2、fetch階段（+merge階段）：

執行的是FetchSearchPhase的dorun方法。
1）首先reduce

final SearchPhaseController.ReducedQueryPhase reducedQueryPhase = resultConsumer.reduce();

resultConsumer 是在構造SearchQueryThenFetchAsyncAction的時候建立的，執行的是SearchPhaseController的reducedQueryPhase方法。

searchPhaseController.newSearchPhaseResults(request, shardsIts.size())
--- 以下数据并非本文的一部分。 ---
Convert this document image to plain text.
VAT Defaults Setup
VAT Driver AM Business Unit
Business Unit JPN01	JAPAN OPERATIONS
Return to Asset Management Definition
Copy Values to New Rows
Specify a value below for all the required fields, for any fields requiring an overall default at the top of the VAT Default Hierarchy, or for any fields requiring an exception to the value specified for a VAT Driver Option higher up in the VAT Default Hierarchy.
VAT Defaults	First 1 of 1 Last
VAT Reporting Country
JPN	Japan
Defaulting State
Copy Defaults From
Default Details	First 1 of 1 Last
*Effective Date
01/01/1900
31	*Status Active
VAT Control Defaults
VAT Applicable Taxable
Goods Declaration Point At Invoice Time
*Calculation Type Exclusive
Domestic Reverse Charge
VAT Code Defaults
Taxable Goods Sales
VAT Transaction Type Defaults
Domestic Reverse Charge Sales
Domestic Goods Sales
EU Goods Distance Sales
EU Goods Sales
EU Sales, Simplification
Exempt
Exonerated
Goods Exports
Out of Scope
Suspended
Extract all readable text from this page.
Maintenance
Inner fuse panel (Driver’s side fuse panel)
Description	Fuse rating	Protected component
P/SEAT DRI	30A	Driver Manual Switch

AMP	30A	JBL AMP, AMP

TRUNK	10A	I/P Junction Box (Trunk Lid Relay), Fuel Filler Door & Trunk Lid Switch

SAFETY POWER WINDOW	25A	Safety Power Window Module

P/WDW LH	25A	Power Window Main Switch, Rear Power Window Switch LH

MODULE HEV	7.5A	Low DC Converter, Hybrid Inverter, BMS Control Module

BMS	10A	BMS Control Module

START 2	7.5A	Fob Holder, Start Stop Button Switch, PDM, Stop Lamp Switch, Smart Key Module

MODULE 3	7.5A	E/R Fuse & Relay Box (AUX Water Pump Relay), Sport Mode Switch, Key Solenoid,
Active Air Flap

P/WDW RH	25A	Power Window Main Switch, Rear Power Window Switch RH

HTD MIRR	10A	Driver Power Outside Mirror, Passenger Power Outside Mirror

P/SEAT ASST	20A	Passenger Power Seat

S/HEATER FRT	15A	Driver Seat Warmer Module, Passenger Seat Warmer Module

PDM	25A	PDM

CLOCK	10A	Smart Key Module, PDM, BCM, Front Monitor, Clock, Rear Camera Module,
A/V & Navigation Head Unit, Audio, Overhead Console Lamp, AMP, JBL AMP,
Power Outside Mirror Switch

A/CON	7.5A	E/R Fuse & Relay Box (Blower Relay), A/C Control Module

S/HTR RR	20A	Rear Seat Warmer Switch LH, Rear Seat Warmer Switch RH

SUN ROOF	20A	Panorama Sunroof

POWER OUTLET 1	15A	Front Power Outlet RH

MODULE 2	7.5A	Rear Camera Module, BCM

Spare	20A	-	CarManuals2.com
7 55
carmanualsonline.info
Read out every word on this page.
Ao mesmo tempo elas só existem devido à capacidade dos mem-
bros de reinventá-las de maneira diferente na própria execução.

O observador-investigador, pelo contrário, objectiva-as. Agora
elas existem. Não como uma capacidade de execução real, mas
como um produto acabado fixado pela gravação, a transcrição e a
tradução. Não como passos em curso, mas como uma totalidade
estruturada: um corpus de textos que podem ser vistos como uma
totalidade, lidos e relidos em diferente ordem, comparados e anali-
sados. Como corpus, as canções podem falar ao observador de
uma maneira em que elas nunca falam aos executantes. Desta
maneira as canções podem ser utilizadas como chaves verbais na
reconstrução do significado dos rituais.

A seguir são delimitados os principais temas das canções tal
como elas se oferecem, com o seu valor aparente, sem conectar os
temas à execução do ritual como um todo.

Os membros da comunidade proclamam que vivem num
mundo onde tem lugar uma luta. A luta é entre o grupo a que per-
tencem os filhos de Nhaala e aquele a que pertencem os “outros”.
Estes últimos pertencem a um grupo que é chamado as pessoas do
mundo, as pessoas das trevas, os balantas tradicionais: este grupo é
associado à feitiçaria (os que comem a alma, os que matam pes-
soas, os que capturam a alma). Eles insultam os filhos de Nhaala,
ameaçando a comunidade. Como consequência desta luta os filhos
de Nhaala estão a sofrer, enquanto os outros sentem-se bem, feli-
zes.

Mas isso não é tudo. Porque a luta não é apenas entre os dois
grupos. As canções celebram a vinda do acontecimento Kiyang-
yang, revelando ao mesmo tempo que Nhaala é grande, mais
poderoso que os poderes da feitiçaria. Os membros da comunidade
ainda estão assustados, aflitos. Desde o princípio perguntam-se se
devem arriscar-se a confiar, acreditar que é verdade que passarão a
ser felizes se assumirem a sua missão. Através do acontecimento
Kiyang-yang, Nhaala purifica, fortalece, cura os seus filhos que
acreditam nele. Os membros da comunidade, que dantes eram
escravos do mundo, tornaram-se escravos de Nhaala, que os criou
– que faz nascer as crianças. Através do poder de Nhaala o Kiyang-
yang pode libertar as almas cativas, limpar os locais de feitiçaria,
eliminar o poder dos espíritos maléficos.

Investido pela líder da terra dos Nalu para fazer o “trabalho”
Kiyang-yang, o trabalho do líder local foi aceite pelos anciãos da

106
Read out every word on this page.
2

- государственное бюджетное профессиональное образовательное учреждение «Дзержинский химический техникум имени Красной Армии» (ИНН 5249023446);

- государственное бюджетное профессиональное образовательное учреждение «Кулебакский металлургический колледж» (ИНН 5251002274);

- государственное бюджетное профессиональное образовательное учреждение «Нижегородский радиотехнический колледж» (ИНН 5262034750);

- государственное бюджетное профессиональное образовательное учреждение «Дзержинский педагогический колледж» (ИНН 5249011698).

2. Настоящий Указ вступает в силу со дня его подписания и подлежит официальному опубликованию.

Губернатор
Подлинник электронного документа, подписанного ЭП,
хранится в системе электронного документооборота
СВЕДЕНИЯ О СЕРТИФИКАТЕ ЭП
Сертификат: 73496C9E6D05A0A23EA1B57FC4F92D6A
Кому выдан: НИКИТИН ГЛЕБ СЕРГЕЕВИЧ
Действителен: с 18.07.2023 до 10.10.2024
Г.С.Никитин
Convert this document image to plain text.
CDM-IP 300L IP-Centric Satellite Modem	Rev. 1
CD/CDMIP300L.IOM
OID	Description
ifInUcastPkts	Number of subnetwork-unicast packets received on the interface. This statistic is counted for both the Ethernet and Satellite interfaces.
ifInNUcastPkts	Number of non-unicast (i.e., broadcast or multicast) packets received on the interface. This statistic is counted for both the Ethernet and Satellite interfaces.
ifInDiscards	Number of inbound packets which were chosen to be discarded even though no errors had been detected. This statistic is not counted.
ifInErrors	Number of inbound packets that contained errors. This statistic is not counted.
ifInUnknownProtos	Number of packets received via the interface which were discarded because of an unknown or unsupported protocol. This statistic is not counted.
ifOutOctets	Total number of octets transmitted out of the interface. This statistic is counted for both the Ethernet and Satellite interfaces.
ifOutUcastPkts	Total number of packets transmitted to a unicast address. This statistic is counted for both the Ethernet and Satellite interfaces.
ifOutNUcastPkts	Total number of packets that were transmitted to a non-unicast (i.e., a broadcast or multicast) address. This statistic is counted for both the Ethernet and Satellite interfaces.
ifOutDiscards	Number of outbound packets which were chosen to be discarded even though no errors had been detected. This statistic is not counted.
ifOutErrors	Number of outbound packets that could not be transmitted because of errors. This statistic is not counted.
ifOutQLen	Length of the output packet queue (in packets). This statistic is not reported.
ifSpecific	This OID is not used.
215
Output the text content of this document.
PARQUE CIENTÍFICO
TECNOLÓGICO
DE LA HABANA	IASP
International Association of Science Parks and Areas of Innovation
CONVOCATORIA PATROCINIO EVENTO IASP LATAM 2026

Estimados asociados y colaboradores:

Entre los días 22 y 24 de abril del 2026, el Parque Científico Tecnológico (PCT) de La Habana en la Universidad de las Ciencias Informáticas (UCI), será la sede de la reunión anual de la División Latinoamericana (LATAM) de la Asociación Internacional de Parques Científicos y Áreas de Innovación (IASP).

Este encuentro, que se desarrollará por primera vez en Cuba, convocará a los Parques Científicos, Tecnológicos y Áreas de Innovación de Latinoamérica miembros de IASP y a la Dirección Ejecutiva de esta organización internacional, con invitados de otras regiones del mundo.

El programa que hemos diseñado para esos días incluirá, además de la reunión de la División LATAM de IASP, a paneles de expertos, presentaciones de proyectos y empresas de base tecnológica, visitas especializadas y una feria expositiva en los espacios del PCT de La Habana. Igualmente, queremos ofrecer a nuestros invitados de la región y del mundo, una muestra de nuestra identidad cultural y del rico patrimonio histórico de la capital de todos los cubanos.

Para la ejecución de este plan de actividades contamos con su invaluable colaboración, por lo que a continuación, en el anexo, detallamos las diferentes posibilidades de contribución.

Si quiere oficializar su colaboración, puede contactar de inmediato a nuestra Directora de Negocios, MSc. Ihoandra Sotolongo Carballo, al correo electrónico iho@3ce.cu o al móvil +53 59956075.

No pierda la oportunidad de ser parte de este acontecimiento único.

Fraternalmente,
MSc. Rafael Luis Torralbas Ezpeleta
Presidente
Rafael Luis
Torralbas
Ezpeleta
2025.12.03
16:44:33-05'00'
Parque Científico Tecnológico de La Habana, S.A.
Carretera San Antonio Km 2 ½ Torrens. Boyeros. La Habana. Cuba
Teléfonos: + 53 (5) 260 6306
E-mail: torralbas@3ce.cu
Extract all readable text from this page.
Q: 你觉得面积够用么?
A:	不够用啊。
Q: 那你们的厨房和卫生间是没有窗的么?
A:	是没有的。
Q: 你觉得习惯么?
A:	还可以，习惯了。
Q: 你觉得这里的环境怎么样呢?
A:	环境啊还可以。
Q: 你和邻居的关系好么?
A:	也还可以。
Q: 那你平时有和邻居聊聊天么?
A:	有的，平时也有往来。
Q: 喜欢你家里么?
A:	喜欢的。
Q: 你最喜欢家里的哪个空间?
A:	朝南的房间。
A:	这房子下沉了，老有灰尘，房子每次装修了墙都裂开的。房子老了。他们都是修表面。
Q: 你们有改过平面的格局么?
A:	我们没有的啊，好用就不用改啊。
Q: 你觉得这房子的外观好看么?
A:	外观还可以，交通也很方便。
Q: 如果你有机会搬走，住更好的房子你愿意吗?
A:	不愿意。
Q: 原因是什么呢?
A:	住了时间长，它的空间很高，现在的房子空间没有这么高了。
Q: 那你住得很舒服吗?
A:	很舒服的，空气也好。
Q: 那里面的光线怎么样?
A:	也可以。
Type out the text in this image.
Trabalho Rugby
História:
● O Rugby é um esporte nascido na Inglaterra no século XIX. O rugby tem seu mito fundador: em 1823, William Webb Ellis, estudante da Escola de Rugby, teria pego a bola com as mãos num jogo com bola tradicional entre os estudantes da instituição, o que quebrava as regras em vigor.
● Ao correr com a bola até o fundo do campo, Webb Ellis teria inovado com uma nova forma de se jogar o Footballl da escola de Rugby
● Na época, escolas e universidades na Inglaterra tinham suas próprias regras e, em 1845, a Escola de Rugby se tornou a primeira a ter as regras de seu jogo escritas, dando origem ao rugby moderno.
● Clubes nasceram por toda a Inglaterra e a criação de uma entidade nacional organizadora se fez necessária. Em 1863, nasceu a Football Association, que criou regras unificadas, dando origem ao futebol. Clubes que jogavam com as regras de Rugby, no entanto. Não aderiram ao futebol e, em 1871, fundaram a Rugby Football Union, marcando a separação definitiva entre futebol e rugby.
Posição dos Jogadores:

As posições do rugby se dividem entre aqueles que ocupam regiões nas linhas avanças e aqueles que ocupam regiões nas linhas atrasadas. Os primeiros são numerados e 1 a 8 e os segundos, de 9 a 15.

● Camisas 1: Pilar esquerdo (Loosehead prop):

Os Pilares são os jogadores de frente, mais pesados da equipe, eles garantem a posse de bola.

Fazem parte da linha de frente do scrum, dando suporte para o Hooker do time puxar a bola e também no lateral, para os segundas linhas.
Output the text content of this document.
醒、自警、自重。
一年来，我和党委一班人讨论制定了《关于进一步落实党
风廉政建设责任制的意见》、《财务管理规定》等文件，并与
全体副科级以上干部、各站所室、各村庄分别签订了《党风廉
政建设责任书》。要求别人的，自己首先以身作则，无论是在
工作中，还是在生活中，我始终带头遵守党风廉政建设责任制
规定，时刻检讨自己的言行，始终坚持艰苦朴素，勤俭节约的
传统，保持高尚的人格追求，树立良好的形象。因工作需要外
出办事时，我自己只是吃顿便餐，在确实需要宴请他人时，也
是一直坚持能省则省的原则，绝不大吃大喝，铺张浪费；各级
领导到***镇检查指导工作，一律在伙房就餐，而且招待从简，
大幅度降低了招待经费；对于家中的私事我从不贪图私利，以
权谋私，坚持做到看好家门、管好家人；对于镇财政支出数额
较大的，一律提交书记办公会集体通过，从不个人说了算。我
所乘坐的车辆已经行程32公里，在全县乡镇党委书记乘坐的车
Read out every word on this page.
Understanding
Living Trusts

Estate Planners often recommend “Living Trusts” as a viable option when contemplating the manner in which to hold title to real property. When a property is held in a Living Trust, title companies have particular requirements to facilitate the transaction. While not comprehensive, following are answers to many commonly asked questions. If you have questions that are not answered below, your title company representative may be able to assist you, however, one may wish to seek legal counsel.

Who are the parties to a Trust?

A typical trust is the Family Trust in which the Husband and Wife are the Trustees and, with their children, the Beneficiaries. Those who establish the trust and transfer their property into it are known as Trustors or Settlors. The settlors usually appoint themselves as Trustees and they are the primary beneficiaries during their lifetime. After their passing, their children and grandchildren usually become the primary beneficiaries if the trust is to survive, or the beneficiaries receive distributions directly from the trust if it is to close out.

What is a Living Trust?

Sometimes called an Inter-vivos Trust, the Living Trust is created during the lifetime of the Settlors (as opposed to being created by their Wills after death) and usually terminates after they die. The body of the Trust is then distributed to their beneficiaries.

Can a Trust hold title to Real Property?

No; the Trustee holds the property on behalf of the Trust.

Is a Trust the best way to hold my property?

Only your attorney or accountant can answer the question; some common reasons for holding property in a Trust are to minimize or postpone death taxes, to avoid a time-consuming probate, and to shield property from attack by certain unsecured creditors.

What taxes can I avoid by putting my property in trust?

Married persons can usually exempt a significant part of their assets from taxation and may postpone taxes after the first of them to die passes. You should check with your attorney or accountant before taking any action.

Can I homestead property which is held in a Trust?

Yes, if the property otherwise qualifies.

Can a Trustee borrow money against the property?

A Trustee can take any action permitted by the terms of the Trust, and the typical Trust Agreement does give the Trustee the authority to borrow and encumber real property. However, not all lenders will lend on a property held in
2）查詢reduce出的文件id，按照shardId存放

final IntArrayList[] docIdsToLoad = searchPhaseController.fillDocIdsToLoad(numShards, reducedQueryPhase.scoreDocs);

如果是scroll查詢，將lastEmittedDocPerShard存入ShardFetchSearchRequest：

final ScoreDoc[] lastEmittedDocPerShard = isScrollSearch ?
               searchPhaseController.getLastEmittedDocPerShard(reducedQueryPhase, numShards)
               : null;
ShardFetchSearchRequest fetchSearchRequest = createFetchRequest(queryResult.queryResult().getRequestId(), i, entry,
                            lastEmittedDocPerShard, searchShardTarget.getOriginalIndices());

3）針對於每個shard，建立fetch請求，並執行

ShardFetchSearchRequest fetchSearchRequest = createFetchRequest(queryResult.queryResult().getRequestId(), i, entry,
    lastEmittedDocPerShard, searchShardTarget.getOriginalIndices());
executeFetch(i, searchShardTarget, counter, fetchSearchRequest, queryResult.queryResult(),
    connection);

本地節點收到請求後執行的是SearchService的executeFetchPhase方法。這主要涉及些lucene的東西，不在詳細解析。
4）當從所有的shard完獲取完結果之後執行：

final Runnable finishPhase = ()
-> moveToNextPhase(searchPhaseController, scrollId, reducedQueryPhase, queryAndFetchOptimization ?
queryResults : fetchResults);

moveToNextPhase中開始執行merge：

final InternalSearchResponse internalResponse = searchPhaseController.merge(context.getRequest().scroll() != null,
reducedQueryPhase, fetchResultsArr.asList(), fetchResultsArr::get);

merge結束後，通過nextPhaseFactory將結果傳送出去:

    (response, scrollId) -> new ExpandSearchPhase(context, response,
                (finalResponse) -> sendResponsePhase(finalResponse, scrollId, context))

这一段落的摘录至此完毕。